An election conducted as a referendum on Trump ends up reinforcing the ranks of Trump loyalists.

Tuesday night turned out to be a gentler wave than Democrats had hoped. Much larger waves have happened in American elections, the biggest being the tsunami of 1894, which washed away 127 Democratic representatives and increased Republican ranks 57%. The election of 1874 did almost the same damage to a Republican majority, drowning 100 of them and costing them 49% of their strength. The election in 1932, which brought Franklin D. Roosevelt to the presidency, also kissed goodbye to 46% of Republicans in the House.

What happened Tuesday night was substantially more modest. It involved a Democratic gain of some 35 seats in the House—a loss of about 15% for Republicans—and Democrats lost Senate seats.

For a real wave, Democrats would have needed the lift of some national economic failure. Since there had been none, the alternative was to run campaigns as referendums on President Trump. Republicans also ran on Mr. Trump, largely because the president gave them no choice. In rally after rally, he made himself the principal issue while stoking apprehension of a different kind of wave approaching the southern border.

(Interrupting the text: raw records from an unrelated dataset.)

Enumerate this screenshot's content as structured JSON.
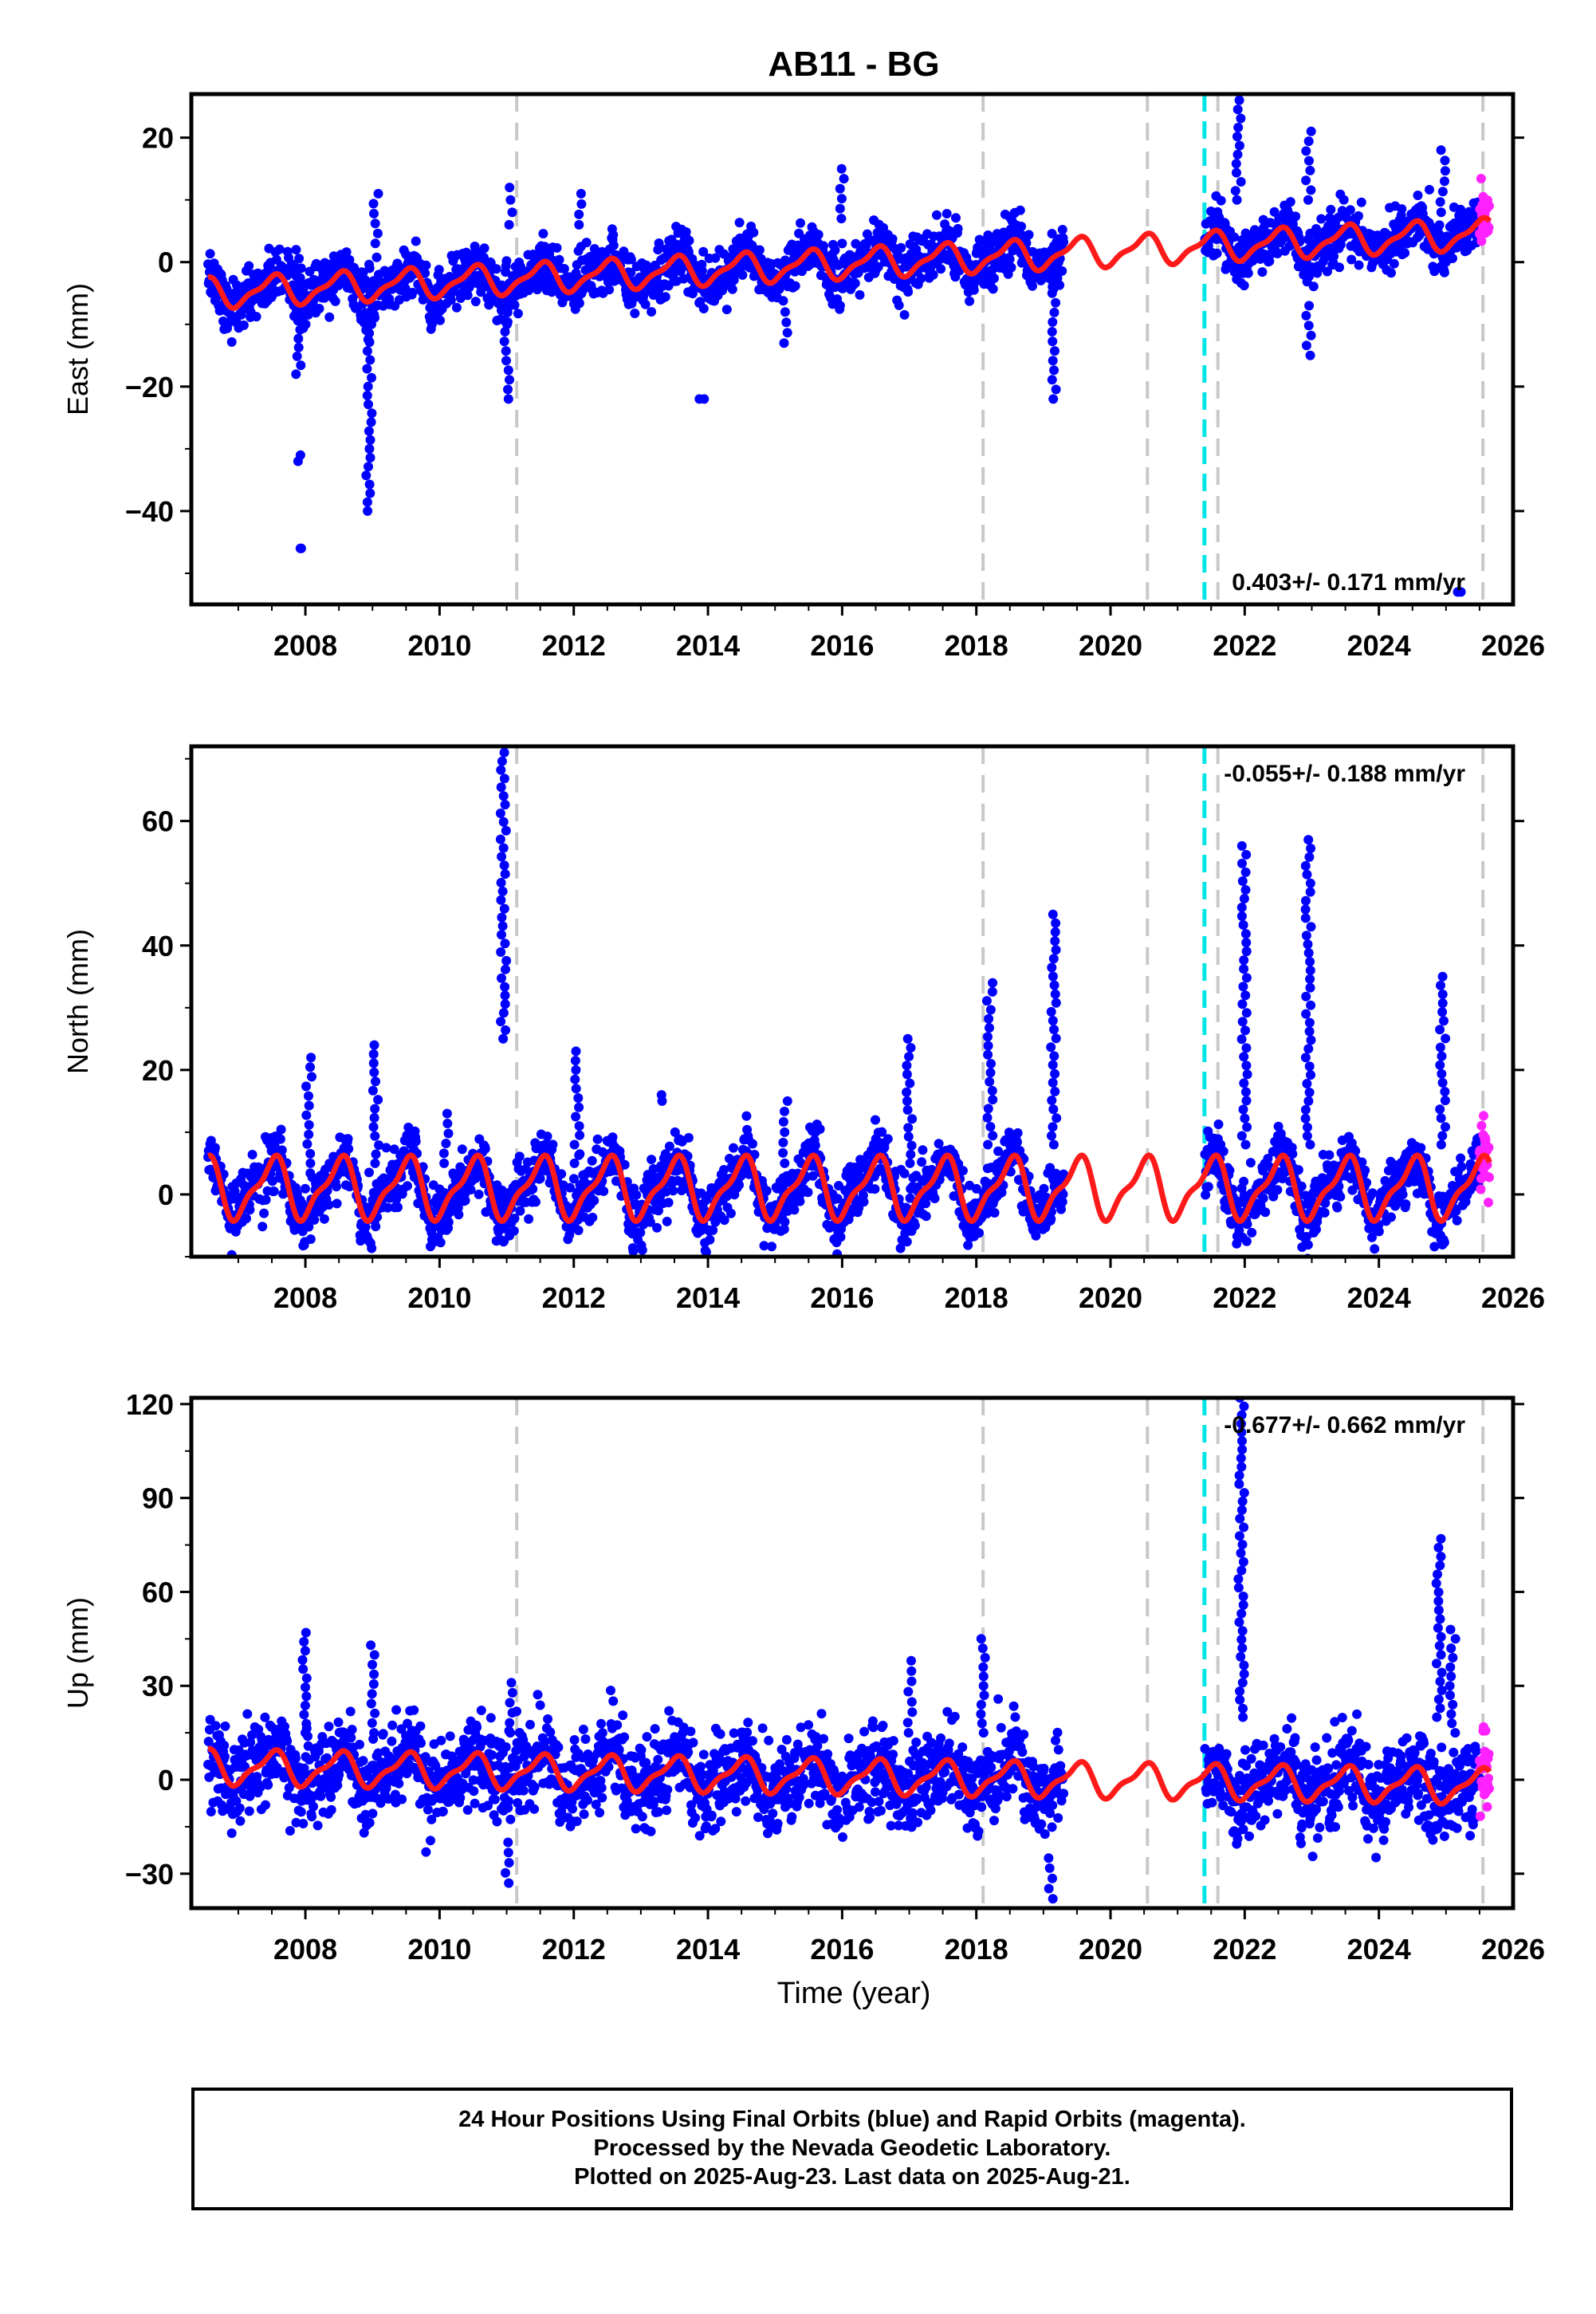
{
  "colors": {
    "final": "#0000ff",
    "rapid": "#ff22ff",
    "model": "#ff1a1a",
    "break": "#c8c8c8",
    "antenna": "#00e5e5"
  },
  "chart_data": [
    {
      "type": "scatter",
      "title": "AB11 - BG",
      "ylabel": "East (mm)",
      "xlim": [
        2006.3,
        2026.0
      ],
      "ylim": [
        -55,
        27
      ],
      "yticks": [
        20,
        0,
        -20,
        -40
      ],
      "xticks": [
        2008,
        2010,
        2012,
        2014,
        2016,
        2018,
        2020,
        2022,
        2024,
        2026
      ],
      "rate": "0.403+/- 0.171 mm/yr",
      "rate_position": "bottom-right",
      "breaks": [
        2011.15,
        2018.1,
        2020.55,
        2021.6,
        2025.55
      ],
      "antenna_change": 2021.4,
      "final_range": [
        2006.55,
        2025.5
      ],
      "rapid_range": [
        2025.5,
        2025.65
      ],
      "gap": [
        2019.3,
        2021.4
      ],
      "model": {
        "trend": [
          -5,
          4.5
        ],
        "annual_amp": 2.2,
        "noise": 2.2
      },
      "series": [
        {
          "name": "Final Orbits",
          "color": "blue"
        },
        {
          "name": "Rapid Orbits",
          "color": "magenta"
        }
      ],
      "spikes": [
        {
          "t": 2007.9,
          "lo": -18,
          "hi": 2
        },
        {
          "t": 2007.9,
          "lo": -32,
          "hi": -31
        },
        {
          "t": 2007.9,
          "lo": -46,
          "hi": -46
        },
        {
          "t": 2008.95,
          "lo": -40,
          "hi": -10
        },
        {
          "t": 2009.05,
          "lo": 3,
          "hi": 11
        },
        {
          "t": 2011.0,
          "lo": -22,
          "hi": -5
        },
        {
          "t": 2011.05,
          "lo": 6,
          "hi": 12
        },
        {
          "t": 2012.1,
          "lo": 6,
          "hi": 11
        },
        {
          "t": 2013.9,
          "lo": -22,
          "hi": -22
        },
        {
          "t": 2015.15,
          "lo": -13,
          "hi": -8
        },
        {
          "t": 2016.0,
          "lo": 7,
          "hi": 15
        },
        {
          "t": 2019.15,
          "lo": -22,
          "hi": -5
        },
        {
          "t": 2021.9,
          "lo": 10,
          "hi": 26
        },
        {
          "t": 2022.95,
          "lo": -15,
          "hi": -7
        },
        {
          "t": 2022.95,
          "lo": 10,
          "hi": 21
        },
        {
          "t": 2024.95,
          "lo": 8,
          "hi": 18
        },
        {
          "t": 2025.2,
          "lo": -53,
          "hi": -53
        }
      ]
    },
    {
      "type": "scatter",
      "ylabel": "North (mm)",
      "xlim": [
        2006.3,
        2026.0
      ],
      "ylim": [
        -10,
        72
      ],
      "yticks": [
        60,
        40,
        20,
        0
      ],
      "xticks": [
        2008,
        2010,
        2012,
        2014,
        2016,
        2018,
        2020,
        2022,
        2024,
        2026
      ],
      "rate": "-0.055+/- 0.188 mm/yr",
      "rate_position": "top-right",
      "breaks": [
        2011.15,
        2018.1,
        2020.55,
        2021.6,
        2025.55
      ],
      "antenna_change": 2021.4,
      "final_range": [
        2006.55,
        2025.5
      ],
      "rapid_range": [
        2025.5,
        2025.65
      ],
      "gap": [
        2019.3,
        2021.4
      ],
      "model": {
        "trend": [
          1,
          1
        ],
        "annual_amp": 4.5,
        "noise": 2.4
      },
      "series": [
        {
          "name": "Final Orbits",
          "color": "blue"
        },
        {
          "name": "Rapid Orbits",
          "color": "magenta"
        }
      ],
      "spikes": [
        {
          "t": 2008.05,
          "lo": 5,
          "hi": 22
        },
        {
          "t": 2009.05,
          "lo": 5,
          "hi": 24
        },
        {
          "t": 2010.1,
          "lo": 5,
          "hi": 13
        },
        {
          "t": 2010.95,
          "lo": 25,
          "hi": 71
        },
        {
          "t": 2012.05,
          "lo": 5,
          "hi": 23
        },
        {
          "t": 2013.3,
          "lo": 15,
          "hi": 16
        },
        {
          "t": 2015.15,
          "lo": 5,
          "hi": 15
        },
        {
          "t": 2017.0,
          "lo": 5,
          "hi": 25
        },
        {
          "t": 2018.2,
          "lo": 8,
          "hi": 34
        },
        {
          "t": 2019.15,
          "lo": 8,
          "hi": 45
        },
        {
          "t": 2022.0,
          "lo": 8,
          "hi": 56
        },
        {
          "t": 2022.95,
          "lo": 8,
          "hi": 57
        },
        {
          "t": 2024.95,
          "lo": 8,
          "hi": 35
        }
      ]
    },
    {
      "type": "scatter",
      "xlabel": "Time (year)",
      "ylabel": "Up (mm)",
      "xlim": [
        2006.3,
        2026.0
      ],
      "ylim": [
        -41,
        122
      ],
      "yticks": [
        120,
        90,
        60,
        30,
        0,
        -30
      ],
      "xticks": [
        2008,
        2010,
        2012,
        2014,
        2016,
        2018,
        2020,
        2022,
        2024,
        2026
      ],
      "rate": "-0.677+/- 0.662 mm/yr",
      "rate_position": "top-right",
      "breaks": [
        2011.15,
        2018.1,
        2020.55,
        2021.6,
        2025.55
      ],
      "antenna_change": 2021.4,
      "final_range": [
        2006.55,
        2025.5
      ],
      "rapid_range": [
        2025.5,
        2025.65
      ],
      "gap": [
        2019.3,
        2021.4
      ],
      "model": {
        "trend": [
          4,
          -2
        ],
        "annual_amp": 5,
        "noise": 7
      },
      "series": [
        {
          "name": "Final Orbits",
          "color": "blue"
        },
        {
          "name": "Rapid Orbits",
          "color": "magenta"
        }
      ],
      "spikes": [
        {
          "t": 2008.0,
          "lo": 15,
          "hi": 47
        },
        {
          "t": 2009.0,
          "lo": 15,
          "hi": 43
        },
        {
          "t": 2011.0,
          "lo": -33,
          "hi": -20
        },
        {
          "t": 2011.05,
          "lo": 15,
          "hi": 31
        },
        {
          "t": 2017.0,
          "lo": 15,
          "hi": 38
        },
        {
          "t": 2018.1,
          "lo": 15,
          "hi": 45
        },
        {
          "t": 2019.1,
          "lo": -38,
          "hi": -25
        },
        {
          "t": 2021.95,
          "lo": 20,
          "hi": 122
        },
        {
          "t": 2024.9,
          "lo": 20,
          "hi": 77
        },
        {
          "t": 2025.1,
          "lo": 15,
          "hi": 48
        }
      ]
    }
  ],
  "caption": {
    "line1": "24 Hour Positions Using Final Orbits (blue) and Rapid Orbits (magenta).",
    "line2": "Processed by the Nevada Geodetic Laboratory.",
    "line3": "Plotted on 2025-Aug-23. Last data on 2025-Aug-21."
  }
}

On that basis, many Republicans lost. Yet while Democrats gained seven governorships, that was out of 26 Republicans were defending. It did not include Ohio and Florida, which Democrats badly needed to stake out as blue states for 2020. In 12 states, Republican governors crushed opposition by double digits, while Democrats did likewise in 10—which only meant that each party largely dug its trenches more deeply in places where it was already entrenched. There was only one genuine Democratic gubernatorial surprise, in Kansas.

The Senate races were the Democrats’ greatest disappointment, since Republicans not only won the most high-visibility Senate race (in Texas) but defeated Democratic incumbents in Indiana, Missouri, North Dakota and possibly Florida, while holding an open seat in Tennessee (another one, in Arizona, is not yet decided). Senate Republicans will expand their majority to between 52 and 54—and with new recruits from this election who are closely wedded to Mr. Trump. This will make it easier to confirm conservative judges without appeasing moderate Republican senators.